KH Ma’ruf Amin menyatakan diri mundur dari jabatan Rais Aam Pengurus Besar Nahdlatul Ulama (PBNU). Hal ini disampaikannya kepada para petinggi PBNU dan hadirin rapat pleno organisasi tersebut, Sabtu (22/9).
Pernyataan sosok calon wakil presiden RI itu kemudian diterima jajaran Pengurus Besar Nahdlatul Ulama (PBNU) di rapat yang telah kuorum itu. “Terhitung mulai hari ini, karena baru tadi malam ditetapkan resmi sebagai calon wakil presiden, saya menyatakan mengundurkan diri sebagai rais aam (PBNU),” kata Kiai Ma’ruf di kantor pusat PBNU, Jakarta Pusat, Sabtu (22/9) siang.
Sikap itu diambil kiai tersebut lantaran anggaran dasar dan anggaran rumah tangga (AD/ART) PBNU memang mewajibkan demikian, yakni seorang rais aam agar meletakkan jabatannya bila berpolitik praktis. “Meskipun demikian, perlu saya sampaikan, bahwa di manapun dan sampai kapan pun, saya adalah terus kader Nahdlatul Ulama,” tegas Kiai Ma’ruf yang disambut gemuruh tepuk tangan hadirin.

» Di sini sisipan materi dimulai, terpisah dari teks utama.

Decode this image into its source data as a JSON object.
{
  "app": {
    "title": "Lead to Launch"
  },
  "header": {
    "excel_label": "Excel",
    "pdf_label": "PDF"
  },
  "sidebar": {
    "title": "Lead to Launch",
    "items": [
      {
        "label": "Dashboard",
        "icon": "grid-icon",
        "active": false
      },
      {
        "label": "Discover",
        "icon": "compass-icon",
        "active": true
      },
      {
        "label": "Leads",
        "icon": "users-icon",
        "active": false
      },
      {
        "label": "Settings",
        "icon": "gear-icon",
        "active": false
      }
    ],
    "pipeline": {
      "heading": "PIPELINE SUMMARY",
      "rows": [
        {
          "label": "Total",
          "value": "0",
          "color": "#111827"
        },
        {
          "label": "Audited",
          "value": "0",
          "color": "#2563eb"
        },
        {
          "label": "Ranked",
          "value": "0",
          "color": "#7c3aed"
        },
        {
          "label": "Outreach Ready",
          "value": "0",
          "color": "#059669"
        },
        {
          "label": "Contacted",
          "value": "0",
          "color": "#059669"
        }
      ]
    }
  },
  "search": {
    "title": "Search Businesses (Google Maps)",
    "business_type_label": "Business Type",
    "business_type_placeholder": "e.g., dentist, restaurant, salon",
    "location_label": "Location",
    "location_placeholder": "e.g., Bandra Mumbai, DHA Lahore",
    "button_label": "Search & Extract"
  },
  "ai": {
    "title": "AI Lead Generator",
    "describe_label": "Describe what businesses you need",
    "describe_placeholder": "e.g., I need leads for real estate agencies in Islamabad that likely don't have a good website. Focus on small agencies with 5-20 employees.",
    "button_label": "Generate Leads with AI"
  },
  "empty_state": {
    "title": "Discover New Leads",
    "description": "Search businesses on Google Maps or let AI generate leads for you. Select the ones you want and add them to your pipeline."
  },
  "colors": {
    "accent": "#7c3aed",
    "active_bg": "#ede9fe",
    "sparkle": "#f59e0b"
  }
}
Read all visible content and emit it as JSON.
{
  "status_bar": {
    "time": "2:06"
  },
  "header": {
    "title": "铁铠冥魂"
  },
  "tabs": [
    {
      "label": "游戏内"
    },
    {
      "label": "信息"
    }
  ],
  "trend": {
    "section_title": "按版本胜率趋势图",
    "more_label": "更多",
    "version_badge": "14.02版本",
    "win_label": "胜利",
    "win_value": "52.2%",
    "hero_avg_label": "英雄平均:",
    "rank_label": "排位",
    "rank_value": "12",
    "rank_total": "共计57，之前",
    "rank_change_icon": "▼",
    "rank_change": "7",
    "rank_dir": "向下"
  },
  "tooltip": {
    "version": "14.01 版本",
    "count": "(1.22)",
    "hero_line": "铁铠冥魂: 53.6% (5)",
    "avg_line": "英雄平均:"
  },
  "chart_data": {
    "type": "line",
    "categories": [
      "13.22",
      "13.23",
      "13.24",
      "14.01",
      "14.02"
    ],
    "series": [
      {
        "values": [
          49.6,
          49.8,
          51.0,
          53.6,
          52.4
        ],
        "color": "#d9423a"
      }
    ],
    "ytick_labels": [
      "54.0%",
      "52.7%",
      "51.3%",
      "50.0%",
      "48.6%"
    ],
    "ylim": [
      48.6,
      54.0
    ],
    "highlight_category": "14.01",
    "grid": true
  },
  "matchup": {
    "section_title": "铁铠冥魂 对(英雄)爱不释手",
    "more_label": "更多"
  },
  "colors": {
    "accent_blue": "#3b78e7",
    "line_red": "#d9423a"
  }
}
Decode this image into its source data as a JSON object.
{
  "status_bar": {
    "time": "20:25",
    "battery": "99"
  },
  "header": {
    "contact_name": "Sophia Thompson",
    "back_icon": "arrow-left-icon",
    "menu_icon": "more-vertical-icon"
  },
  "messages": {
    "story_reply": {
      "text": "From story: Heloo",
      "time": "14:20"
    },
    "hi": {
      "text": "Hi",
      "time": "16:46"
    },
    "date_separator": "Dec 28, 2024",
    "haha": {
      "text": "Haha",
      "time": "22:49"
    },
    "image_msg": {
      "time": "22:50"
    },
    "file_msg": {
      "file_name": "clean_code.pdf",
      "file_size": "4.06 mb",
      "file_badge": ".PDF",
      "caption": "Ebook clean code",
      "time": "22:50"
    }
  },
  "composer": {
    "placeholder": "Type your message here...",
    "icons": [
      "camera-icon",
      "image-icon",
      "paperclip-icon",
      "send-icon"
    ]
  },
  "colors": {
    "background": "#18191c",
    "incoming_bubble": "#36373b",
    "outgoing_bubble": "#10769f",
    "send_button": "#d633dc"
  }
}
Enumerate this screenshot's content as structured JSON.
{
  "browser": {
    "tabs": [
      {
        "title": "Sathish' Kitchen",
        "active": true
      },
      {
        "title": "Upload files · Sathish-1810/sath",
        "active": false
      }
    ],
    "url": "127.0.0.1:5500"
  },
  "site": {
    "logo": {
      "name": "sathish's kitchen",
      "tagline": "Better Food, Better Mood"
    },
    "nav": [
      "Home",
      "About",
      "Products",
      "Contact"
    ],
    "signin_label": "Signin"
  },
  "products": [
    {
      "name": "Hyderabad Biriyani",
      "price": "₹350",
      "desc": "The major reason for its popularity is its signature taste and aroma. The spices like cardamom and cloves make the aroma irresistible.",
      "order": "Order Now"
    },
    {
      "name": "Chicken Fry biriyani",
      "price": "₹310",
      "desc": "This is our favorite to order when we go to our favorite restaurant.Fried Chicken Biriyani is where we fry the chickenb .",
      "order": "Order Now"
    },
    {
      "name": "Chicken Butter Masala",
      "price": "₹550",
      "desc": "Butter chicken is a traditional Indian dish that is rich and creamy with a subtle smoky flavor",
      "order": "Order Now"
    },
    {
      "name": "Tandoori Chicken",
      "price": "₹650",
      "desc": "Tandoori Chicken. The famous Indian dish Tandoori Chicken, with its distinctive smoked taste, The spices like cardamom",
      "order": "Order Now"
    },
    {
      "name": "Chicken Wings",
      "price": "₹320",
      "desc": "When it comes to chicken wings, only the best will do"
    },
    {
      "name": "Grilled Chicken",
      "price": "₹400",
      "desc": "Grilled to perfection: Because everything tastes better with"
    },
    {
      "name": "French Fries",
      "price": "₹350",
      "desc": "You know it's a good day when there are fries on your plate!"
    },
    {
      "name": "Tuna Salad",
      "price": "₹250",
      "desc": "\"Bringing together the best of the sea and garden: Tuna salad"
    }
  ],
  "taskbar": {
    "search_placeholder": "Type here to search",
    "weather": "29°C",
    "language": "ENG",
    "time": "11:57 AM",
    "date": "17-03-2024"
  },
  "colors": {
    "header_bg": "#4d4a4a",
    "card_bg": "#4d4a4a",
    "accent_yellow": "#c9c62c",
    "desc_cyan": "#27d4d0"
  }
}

Sebelumnya, KH Ma’ruf mengaku telah berkonsultasi dengan sejumlah ulama besar, yang kemudian menyarankannya agar menerima pencalonannya sebagai cawapres RI. Menurut cicit Syekh Nawawi al-Bantani ini, pilihannya untuk menerima ‘pinangan’ capres pejawat Joko Widodo dilandasi beberapa pertimbangan.
Di antaranya, dia ingin agar manhaj Nahdlatul Ulama dapat dibawa ke ranah yang lebih luas, yakni konteks berbangsa dan bernegara. Karena itu, kiai tersebut beranggapan, dirinya telah hijrah dari jalur perjuangan kultural ke struktural demi kemaslahatan yang lebih luas.
“Artinya, saya melakukan hijrah dari aktivitas saya di jalur kultural melalui NU, bahkan juga Majelis Ulama, karena akan memasuki jalur struktural kalau terpilih (sebagai wakil presiden RI),” jelasnya.
Dia memaparkan, selama menjadi rais aam PBNU, telah mengupayakan kemajuan organisasi ini. Misalnya, dengan memantapkan pemahaman dan pengalaman ahlus sunnah wa al-jama’ah di seluruh kepengurusan PBNU serta lembaga-lembaga otonom di bawahnya.
Kiai Ma’ruf mengaku dirinya ingin terus berkiprah sebagai rais aam PBNU, semata-mata demi menunaikan amanah hasil muktamar di Jombang, Jawa Timur, pada 2015 lalu. Dia menjelaskan, fokusnya selama ini sebagai rais aam antara lain menegakkan dan menjaga manhajul fikri dan manhajul harakah di lingkugan NU.
Akan tetapi, lanjutnya, Allah SWT ternyata menakdirkan hal lain, yakni dirinya dihadapkan pada panggilan bangsa dan negara. “Sebagaimana dimaklum, beberapa bulan terakhir, saya dihadapkan pada situasi amat sulit, yang saya harus pilih salah satunya. Tugas sebagai rais aam (PBNU) merupakan amanah yang amat mulia bagi semua kader NU, tak terkecuali saya. Namun, di sisi lain, ada situasi yang saya sebagai kader NU tak bisa menghindar, bangsa dan negara memanggil saya untuk memberikan pengabdian terbaik dengan dicalonkan sebagai calon wakil presiden,” paparnya.
Oleh karena itu, Kiai Ma’ruf meminta seluruh warga Nahdliyin agar mendoakan kebaikan dan mendukungnya dalam Pilpres 2019 mendatang. “Mudah-mudahan saya terpilih. Karena itu, saya mohon doa, mohon restu, sekaligus mohon pamit dan mohon dukungan. Semoga apa yang menjadi cita-cita kita semua dikabulkan Allah SWT,” demikian kiai tersebut menutup pidatonya.
Turut hadir dalam rapat pleno ini, antara lain, ketua umum PBNU KH Said Aqil Siradj, Sekjen PBNU Helmy Faisal Zaini, dan Katib Aam KH Yahya Staquf. Adapun pengganti posisi rais aam yang kini ditinggalkan Kiai Ma’ruf adalah KH Miftahul Akhyar, yang sebelumnya menjabat wakil rais aam PBNU.